Consistent with the present study findings, the doctor–patient relationship has been shown to be important for the effective primary care management of acute illness in children in NZ.3840 A qualitative study of the families of Pacific children admitted with pneumonia, the NZ ethnic group with the highest childhood pneumonia admission rates,11 showed that mistrust, resulting in fragmentation of care rather than delayed presentation to care, was the primary reason cited for presentation to the hospital ED.38 Poor satisfaction with the primary care doctor–patient relationship may adversely affect several aspects of primary care quality—for example, continuity of care and self-referral—because the patient will be more likely to either not attend their GP or to seek advice from a different GP.41

Children presenting at the hospital with a GP referral letter or already taking antibiotics were at an increased likelihood of hospital admission with pneumonia.

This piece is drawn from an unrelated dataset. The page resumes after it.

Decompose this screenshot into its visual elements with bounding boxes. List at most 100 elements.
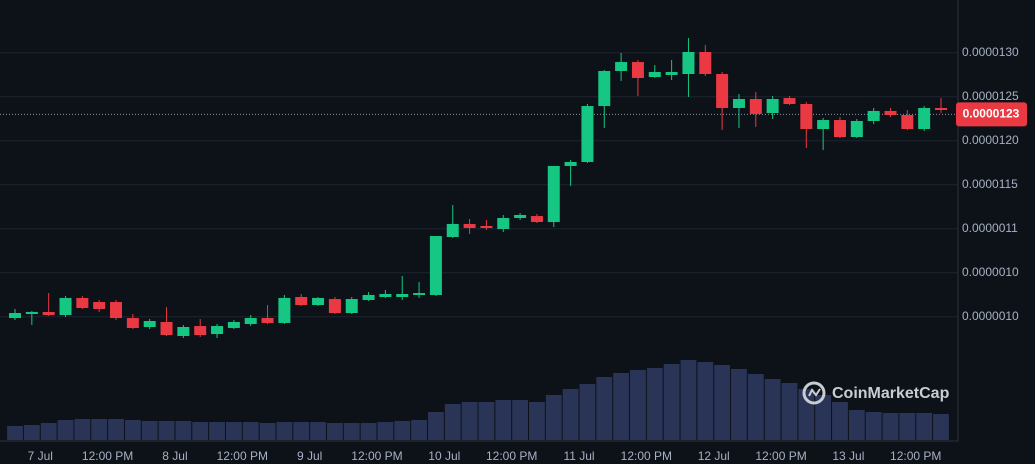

These findings are expected, as a lack of response to oral antibiotics would, in itself, also be an indication for referral to hospital.42 In a similar manner, self-referral may be indicative of a more rapidly progressing illness and hence one where primary care has less opportunity to influence the need for hospital admission.43

Implications for future research, policy and practice

The 2001 Primary Health Care Strategy goal of improving health equity in NZ by decreasing financial and other access barriers appears to have been achieved.6 However, a deeper understanding of the doctor–patient relationship, particularly as it relates to the different ethnicities and socioeconomic groups present in NZ, is required to adequately inform policy around removing barriers to, and improving the quality of, primary health care, and thus effectively managing the use of expensive hospital resources.

Conclusions

In preschool-aged children with pneumonia, primary care that is more accessible and more continuous is associated with a decreased likelihood of ED presentation and hospital admission. Primary care that is more accessible and comprehensive is associated with more appropriate use of ED resources, as demonstrated by a greater likelihood that ED presentation will lead to hospital admission. Lower parental satisfaction with primary care, specifically with continuity and communication, is associated with an increased likelihood of preschool-aged children with pneumonia presenting to the ED.